Photo Credit: Lucia Falco
"Starting from 2020, the year in which I chose to publicly live my female identity, I shifted my attention toward spectacular forms more open to the inner flow and direct involvement of the public. Of particular importance is my online diary, continuously updated on my Facebook profile (a performative form of writing, in constant evolution). At the same time, I am carrying out a process of narrative fragmentation of my image, both by photographing myself and by collaborating with other photographers.
In 2022 I started the show "Penelope" (taken from Joyce's Ulysses), a scenic de-construction project dedicated to literary characters that I feel resonate with the spirit of the time and with my daily experience. Penelope is the will to return that flow of memories to the body, extracting emotions, sweat, and movement from words."
Photo Credit: Lucia Falco
Photo Credit: Emanuele Pensavalle
TNR: You've been working as an artist for over 20 years, has that been rewarding?

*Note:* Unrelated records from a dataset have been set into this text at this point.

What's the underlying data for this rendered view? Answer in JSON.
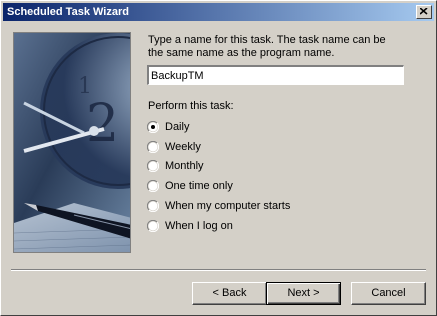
{
  "window": {
    "title": "Scheduled Task Wizard"
  },
  "prompt": {
    "line1": "Type a name for this task.  The task name can be",
    "line2": "the same name as the program name."
  },
  "task_name": {
    "value": "BackupTM"
  },
  "perform": {
    "label": "Perform this task:",
    "options": [
      {
        "label": "Daily",
        "selected": true
      },
      {
        "label": "Weekly",
        "selected": false
      },
      {
        "label": "Monthly",
        "selected": false
      },
      {
        "label": "One time only",
        "selected": false
      },
      {
        "label": "When my computer starts",
        "selected": false
      },
      {
        "label": "When I log on",
        "selected": false
      }
    ]
  },
  "buttons": {
    "back": "< Back",
    "next": "Next >",
    "cancel": "Cancel"
  },
  "colors": {
    "titlebar_start": "#0a246a",
    "titlebar_end": "#a6caf0",
    "face": "#d4d0c8"
  }
}
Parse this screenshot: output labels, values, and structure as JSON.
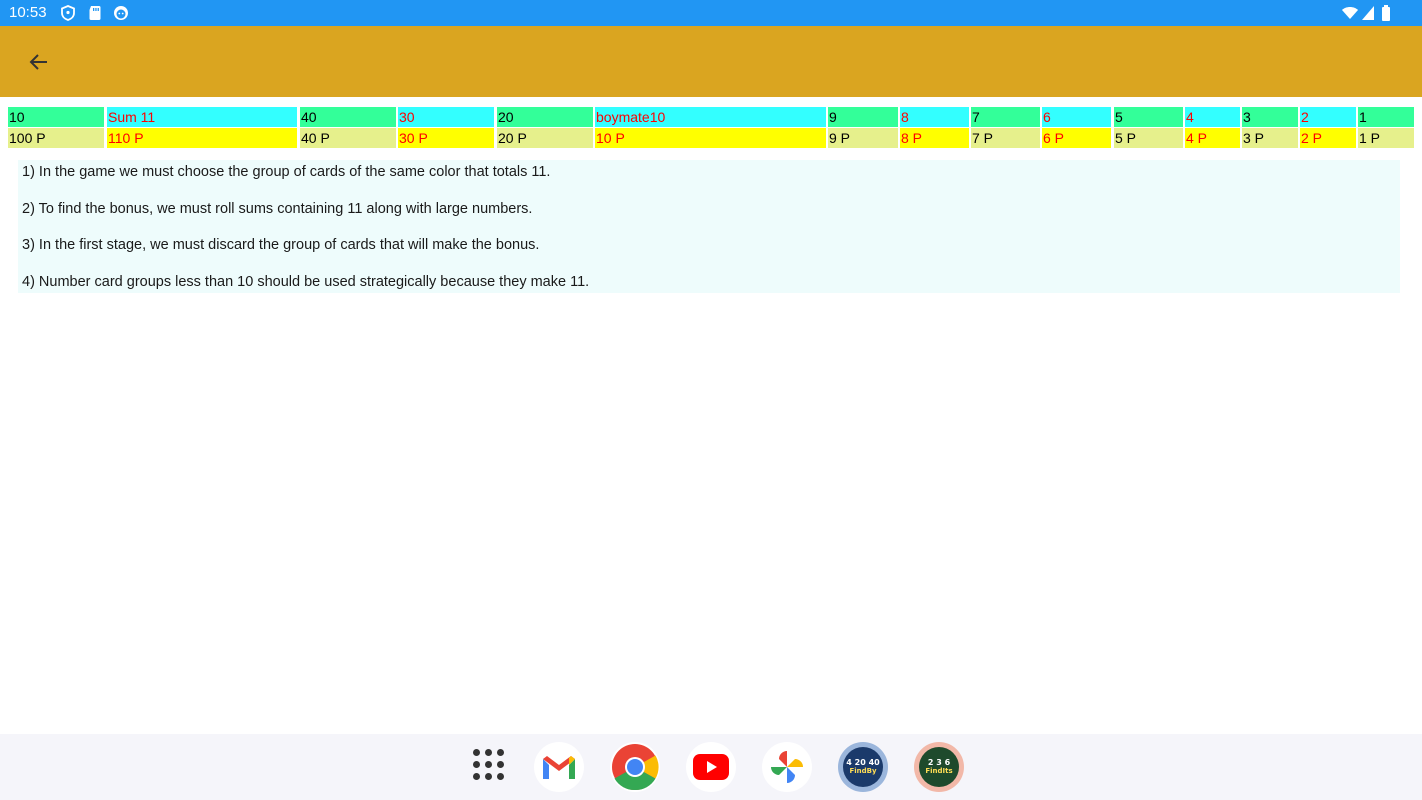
{
  "status_bar": {
    "time": "10:53",
    "background": "#2196f3",
    "left_icons": [
      "shield-icon",
      "sd-card-icon",
      "face-icon"
    ],
    "right_icons": [
      "wifi-icon",
      "signal-icon",
      "battery-icon"
    ]
  },
  "app_bar": {
    "background": "#daa520",
    "back_icon": "arrow-left-icon"
  },
  "score_table": {
    "columns": [
      {
        "top": "10",
        "bottom": "100 P"
      },
      {
        "top": "Sum 11",
        "bottom": "110 P"
      },
      {
        "top": "40",
        "bottom": "40 P"
      },
      {
        "top": "30",
        "bottom": "30 P"
      },
      {
        "top": "20",
        "bottom": "20 P"
      },
      {
        "top": "boymate10",
        "bottom": "10 P"
      },
      {
        "top": "9",
        "bottom": "9 P"
      },
      {
        "top": "8",
        "bottom": "8 P"
      },
      {
        "top": "7",
        "bottom": "7 P"
      },
      {
        "top": "6",
        "bottom": "6 P"
      },
      {
        "top": "5",
        "bottom": "5 P"
      },
      {
        "top": "4",
        "bottom": "4 P"
      },
      {
        "top": "3",
        "bottom": "3 P"
      },
      {
        "top": "2",
        "bottom": "2 P"
      },
      {
        "top": "1",
        "bottom": "1 P"
      }
    ],
    "colors": {
      "green": "#33ff99",
      "cyan": "#33ffff",
      "yellow": "#ffff00",
      "khaki": "#e6f08c",
      "red_text": "#ff0000"
    }
  },
  "rules": [
    "1) In the game we must choose the group of cards of the same color that totals 11.",
    "2) To find the bonus, we must roll sums containing 11 along with large numbers.",
    "3) In the first stage, we must discard the group of cards that will make the bonus.",
    "4) Number card groups less than 10 should be used strategically because they make 11."
  ],
  "dock": {
    "apps": [
      "apps-grid-icon",
      "gmail-icon",
      "chrome-icon",
      "youtube-icon",
      "photos-icon",
      "findby-game-icon",
      "findits-game-icon"
    ],
    "findby_label": "4 20 40",
    "findby_sub": "FindBy",
    "findits_label": "2 3 6",
    "findits_sub": "FindIts"
  }
}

CORDELIA: It's been very rewarding from a human point of view, because I've had some wonderful encounters and often found myself in surreal circumstances and unusual places, and I feel more alive when the apparent normality of life reveals its most secret, absurd, and poetic side. But it's also been very frustrating, because in the country where I live (Italy), the difficulties in making art are huge.
TNR: How do you define success?
CORDELIA: Economic success is something I don’t know. I know I shouldn’t say it, because it’s uncool and it’s wrong as a marketing communication model. But I don’t care, because my goal is to produce art, not marketing. Art wants truth. Of course, I can’t always be true, either. But I try. What I have is human success. When my shows end people are touched, their eyes sparkle, we often hug. So how do I define success? Success is being masters of heaven, even if you don’t have enough money to get to the end of the month.
TNR: Would you have altered course away from being an artist, if you could today?
CORDELIA: Sometimes, I've thought about opening a coffee shop, far from Italy, and also from Europe, and spending my days as a waitress.
TNR: Have you obtained what you'd like to, from being an artist?
CORDELIA: My first artistic goal was an alchemical goal. That means sharpening my sensitivity, spreading my consciousness, acquiring more and more awareness of me, developing courage, following my instincts, breaking my cages, transforming myself. And from this point of view, I can say that I am promoted with good grades.